Genetic Algorithm for Multi-Objective Optimization of Container Allocation in Cloud Architecture
Carlos Guerrero, Isaac Lera, Carlos Juiz
TL;DR
The paper tackles the NP-complete problem of container allocation and elasticity in microservice-based clouds by formulating four objectives: $OBJ-i$ (Threshold Distance), $OBJ-ii$ (Cluster Balanced Used), $OBJ-iii$ (System Failure), and $OBJ-iv$ (Total Network Distance). It proposes a NSGA-II-based genetic algorithm with a chromosome encoding that captures per-microservice scalability and container-to-physical-machine mappings, along with crossover, three mutation operators, and an elitist, multi-objective selection scheme. Experimental evaluation on data inspired by Socks Shop and Kubernetes policies shows that NSGA-II yields better objective values across configurations and typically uses fewer physical machines, implying potential energy savings.
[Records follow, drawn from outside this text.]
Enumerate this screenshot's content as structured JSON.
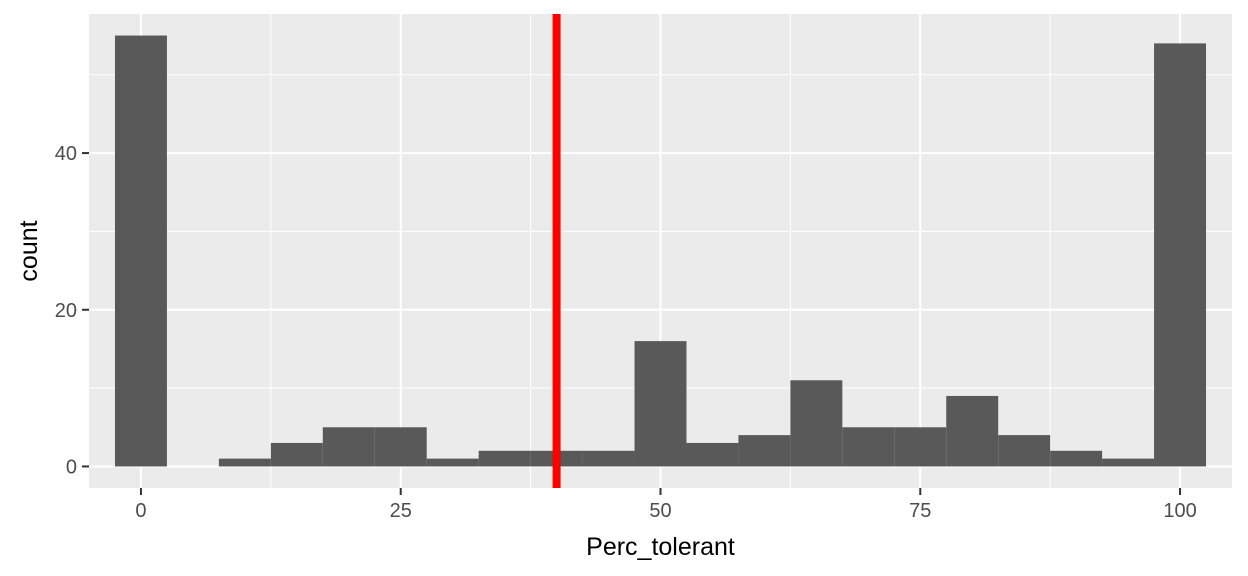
{
  "chart_data": {
    "type": "bar",
    "subtype": "histogram",
    "title": "",
    "xlabel": "Perc_tolerant",
    "ylabel": "count",
    "xlim": [
      -5,
      105
    ],
    "ylim": [
      -2.75,
      57.75
    ],
    "x_ticks": [
      0,
      25,
      50,
      75,
      100
    ],
    "x_tick_labels": [
      "0",
      "25",
      "50",
      "75",
      "100"
    ],
    "y_ticks": [
      0,
      20,
      40
    ],
    "y_tick_labels": [
      "0",
      "20",
      "40"
    ],
    "grid": true,
    "legend": "none",
    "bin_width": 5,
    "bins": [
      {
        "x": 0,
        "count": 55
      },
      {
        "x": 5,
        "count": 0
      },
      {
        "x": 10,
        "count": 1
      },
      {
        "x": 15,
        "count": 3
      },
      {
        "x": 20,
        "count": 5
      },
      {
        "x": 25,
        "count": 5
      },
      {
        "x": 30,
        "count": 1
      },
      {
        "x": 35,
        "count": 2
      },
      {
        "x": 40,
        "count": 2
      },
      {
        "x": 45,
        "count": 2
      },
      {
        "x": 50,
        "count": 16
      },
      {
        "x": 55,
        "count": 3
      },
      {
        "x": 60,
        "count": 4
      },
      {
        "x": 65,
        "count": 11
      },
      {
        "x": 70,
        "count": 5
      },
      {
        "x": 75,
        "count": 5
      },
      {
        "x": 80,
        "count": 9
      },
      {
        "x": 85,
        "count": 4
      },
      {
        "x": 90,
        "count": 2
      },
      {
        "x": 95,
        "count": 1
      },
      {
        "x": 100,
        "count": 54
      }
    ],
    "vline": {
      "x": 40,
      "color": "#ff0000"
    },
    "colors": {
      "bar": "#595959",
      "panel": "#ebebeb",
      "grid": "#ffffff"
    }
  }
}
The work demonstrates the practical viability of evolutionary multi-objective optimization for container orchestration and elasticity in cloud architectures, offering a framework for improved provisioning, reliability, and network locality. $Threshold Distance$, $Cluster Balanced Used$, $System Failure$, and $Total Network Distance$ are used to quantify trade-offs, and the Pareto front provides a diverse set of near-optimal solutions for deployment decisions.
Abstract
The use of containers in cloud architectures has become widespread because of advantages such as limited overhead, easier and faster deployment and higher portability. Moreover, they are a suitable architectural solution for deployment of applications created using a microservices development pattern. Despite the large number of solutions and implementations, open issues have not been addressed in container automation and management. Container resource allocation influences system performance and resource consumption so it is a key factor for cloud providers. We propose a genetic algorithm approach, using the Non-dominated Sorting Genetic Algorithm-II (NSGA-II), to optimize container allocation and elasticity management due to the good results obtained with this algorithm in other resource management optimization problems in cloud architectures. The optimization has been focused on a tight use of the resources and a reduction of the network overhead and system failure rate. A model for cloud cluster, containers, microservices and four optimization objectives is presented. Experimental results have shown that our approach is a suitable solution to address the problem of container allocation and elasticity and it obtains better objectives values than the container management policies implemented in Kubernetes.